Propos sur le christianisme
XXXII
LA FÊTE-DIEU
« On s’instruit en voyageant, et assurément cette diversité des peuples, des coutumes, et des Dieux est utile à considérer. Mais, d’un autre côté, l’on n’apprend jamais que ce que l’on sait déjà. Je viens de voir une longue procession de Français qui célébraient la fête du blé. C’est dans le temps que l’on voit jaunir les moissons, quand le soleil est au plus haut de sa course. Alors se déroule cette fête, qui est remarquable par les chants et par une sérieuse allégresse ; je me suis cru dans mon pays. Les jeunes filles vêtues de blanc, et les jeunes garçons portant l’habit militaire, mais sans aucune arme, font un long cortège ; tout le peuple a revêtu ses vêtements de fête, et les femmes ont des chapeaux fleuris, en hommage au soleil. Sur le chemin du dieu, les maisons sont parées d’étoffes blanches, de verdure et de fleurs. Le sol est jonché de fleurs et de longues flammes d’iris, disposées de façon à représenter le soleil, père du blé. Au devant du dieu s’avancent des enfants vêtus de blanc et couronnés de roses, qui jettent des roses effeuillées. L’image du dieu est portée par un vieillard tout vêtu d’or et protégé par un grand voile tout doré que portent les plus riches des habitants, qui font ainsi hommage au soleil et au blé, sources de toute richesse.

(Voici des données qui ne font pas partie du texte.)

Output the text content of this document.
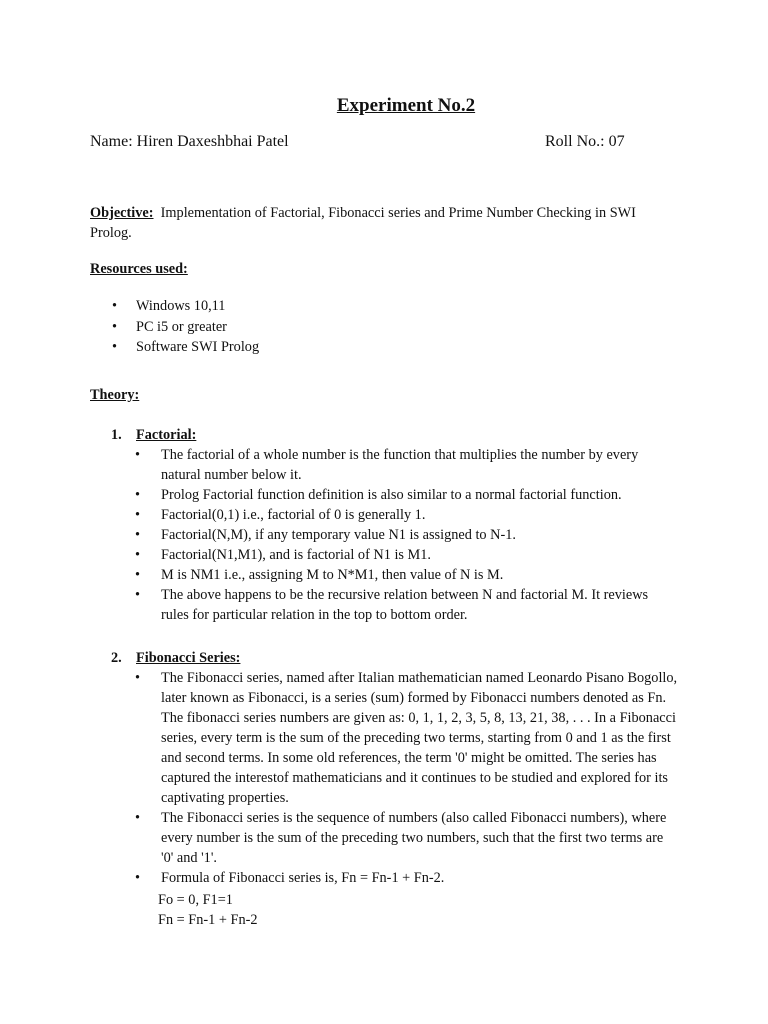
Experiment No.2
Name: Hiren Daxeshbhai Patel	Roll No.: 07
Objective: Implementation of Factorial, Fibonacci series and Prime Number Checking in SWI Prolog.
Resources used:
• Windows 10,11
• PC i5 or greater
• Software SWI Prolog
Theory:
1. Factorial:
• The factorial of a whole number is the function that multiplies the number by every natural number below it.
• Prolog Factorial function definition is also similar to a normal factorial function.
• Factorial(0,1) i.e., factorial of 0 is generally 1.
• Factorial(N,M), if any temporary value N1 is assigned to N-1.
• Factorial(N1,M1), and is factorial of N1 is M1.
• M is NM1 i.e., assigning M to N*M1, then value of N is M.
• The above happens to be the recursive relation between N and factorial M. It reviews rules for particular relation in the top to bottom order.
2. Fibonacci Series:
• The Fibonacci series, named after Italian mathematician named Leonardo Pisano Bogollo, later known as Fibonacci, is a series (sum) formed by Fibonacci numbers denoted as Fn. The fibonacci series numbers are given as: 0, 1, 1, 2, 3, 5, 8, 13, 21, 38, . . . In a Fibonacci series, every term is the sum of the preceding two terms, starting from 0 and 1 as the first and second terms. In some old references, the term '0' might be omitted. The series has captured the interestof mathematicians and it continues to be studied and explored for its captivating properties.
• The Fibonacci series is the sequence of numbers (also called Fibonacci numbers), where every number is the sum of the preceding two numbers, such that the first two terms are '0' and '1'.
• Formula of Fibonacci series is, Fn = Fn-1 + Fn-2.
Fo = 0, F1=1
Fn = Fn-1 + Fn-2
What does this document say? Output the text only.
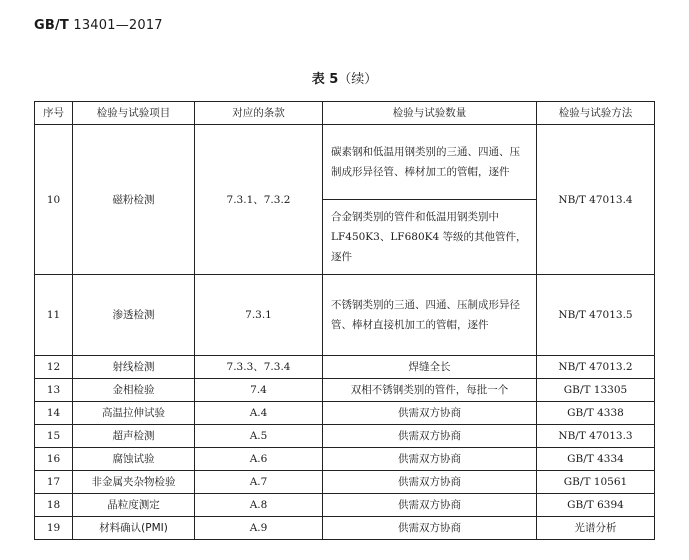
GB/T 13401—2017
表 5（续）
序号	检验与试验项目	对应的条款	检验与试验数量	检验与试验方法
10	磁粉检测	7.3.1、7.3.2	碳素钢和低温用钢类别的三通、四通、压制成形异径管、棒材加工的管帽，逐件	NB/T 47013.4
			合金钢类别的管件和低温用钢类别中 LF450K3、LF680K4 等级的其他管件，逐件	
11	渗透检测	7.3.1	不锈钢类别的三通、四通、压制成形异径管、棒材直接机加工的管帽，逐件	NB/T 47013.5
12	射线检测	7.3.3、7.3.4	焊缝全长	NB/T 47013.2
13	金相检验	7.4	双相不锈钢类别的管件，每批一个	GB/T 13305
14	高温拉伸试验	A.4	供需双方协商	GB/T 4338
15	超声检测	A.5	供需双方协商	NB/T 47013.3
16	腐蚀试验	A.6	供需双方协商	GB/T 4334
17	非金属夹杂物检验	A.7	供需双方协商	GB/T 10561
18	晶粒度测定	A.8	供需双方协商	GB/T 6394
19	材料确认(PMI)	A.9	供需双方协商	光谱分析
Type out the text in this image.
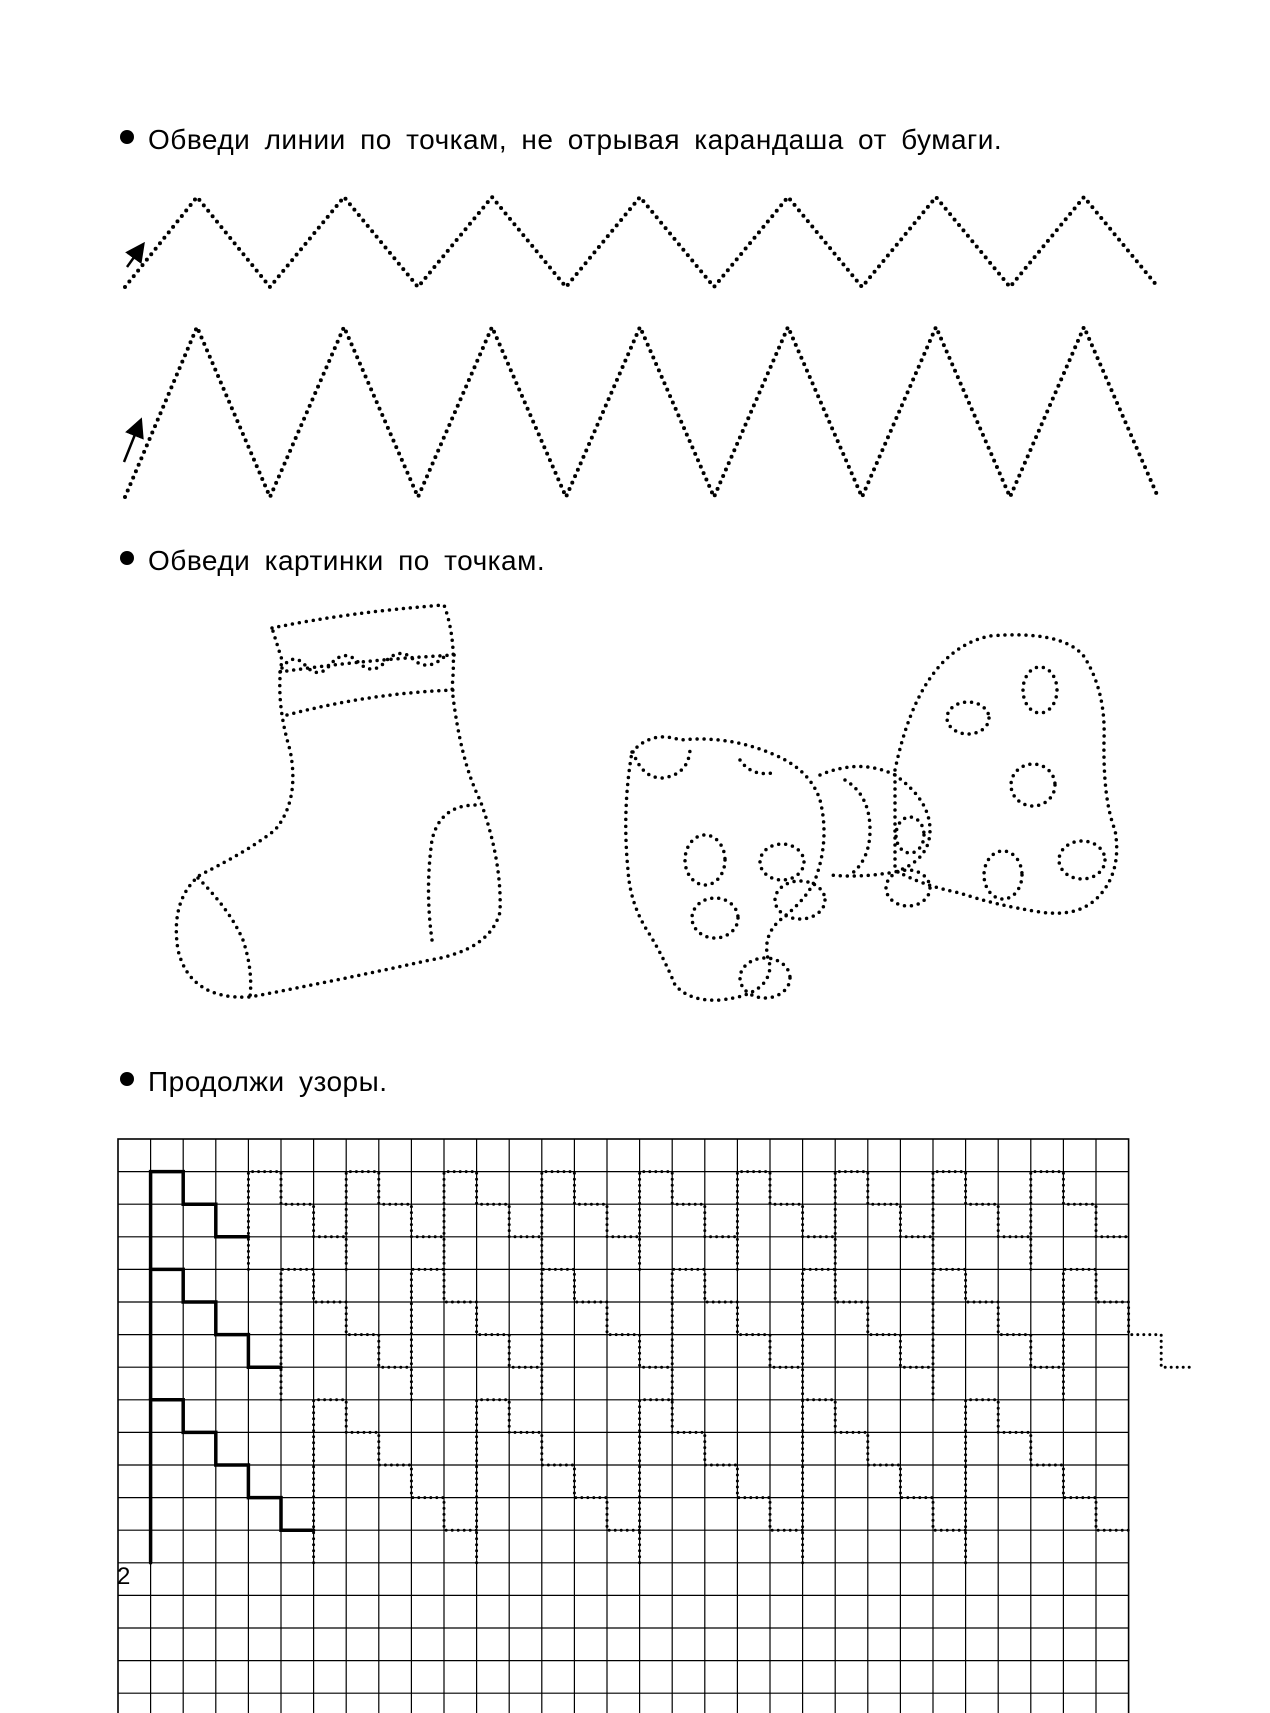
Обведи линии по точкам, не отрывая карандаша от бумаги.
Обведи картинки по точкам.
Продолжи узоры.
2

« Il n’est pas permis de contempler l’image du dieu, et tous se prosternent sur son passage. Toutefois, usant du privilège des voyageurs, et ainsi que font les étrangers chez nous, je me suis permis de regarder de côté, tout en donnant les marques du plus profond respect. L’image a la forme d’un soleil d’or, mais le centre en est d’un blanc immaculé. Un prêtre m’a dit que ce que l’on voit ainsi dans une sorte de boîte de cristal qui est au centre du soleil, c’est un morceau du pain le plus pur, et sans levain ; et c’est ce pain qui représente le dieu. J’ai compris d’après cela que cette fête est la fête du blé, et aussi la fête du soleil, père du blé. Toutefois le prêtre qui a bien voulu m’instruire parle volontiers par figures, comme font tous les prêtres, et pense que ce pain sans levain représente une nourriture d’esprit, qui donnerait force d’âme et sagesse. De même ce soleil d’or représenterait l’Intelligence infinie, source de toutes nos idées. Il m’a paru posséder là-dessus une doctrine secrète, et plaindre ceux qui l’ignorent. J’ai donc feint de le comprendre ; mais il me semble que je le comprends beaucoup mieux qu’il ne se comprend lui-même. Nul n’ignore que le Soleil et le Pain sont les soutiens de toute sagesse et de tout esprit en ce monde. Et si quelque orgueilleux se disait maître de penser et de vouloir sans ces secours extérieurs, je voudrais le voir deux jours seulement sans soleil ni pain. Je veux bien qu’on appelle grâce ces secours qui nous permettent de savoir un peu et de vouloir pour le mieux ; que cette grâce nous arrive par le soleil et le pain, c’est ce qui frappe tous les yeux ; et c’est donc sous les formes du soleil et du pain qu’il est convenable de célébrer le Bienfaiteur. Mais il me semble qu’après cela c’est notre propre affaire de vouloir et de penser comme il faut ; et il me paraîtrait impie de remercier le Bienfaiteur de ce que nous avons nous-mêmes fait de bien en ce monde ; car cela, c’est notre affaire, une fois que nous sommes pourvus de blé. Il est remarquable que la religion universelle soit toujours jointe à quelque croyance superstitieuse, conseillère de paresse et de faiblesse. » Ainsi philosophait le Huron, parce qu’il avait vu passer la procession de la Fête-Dieu.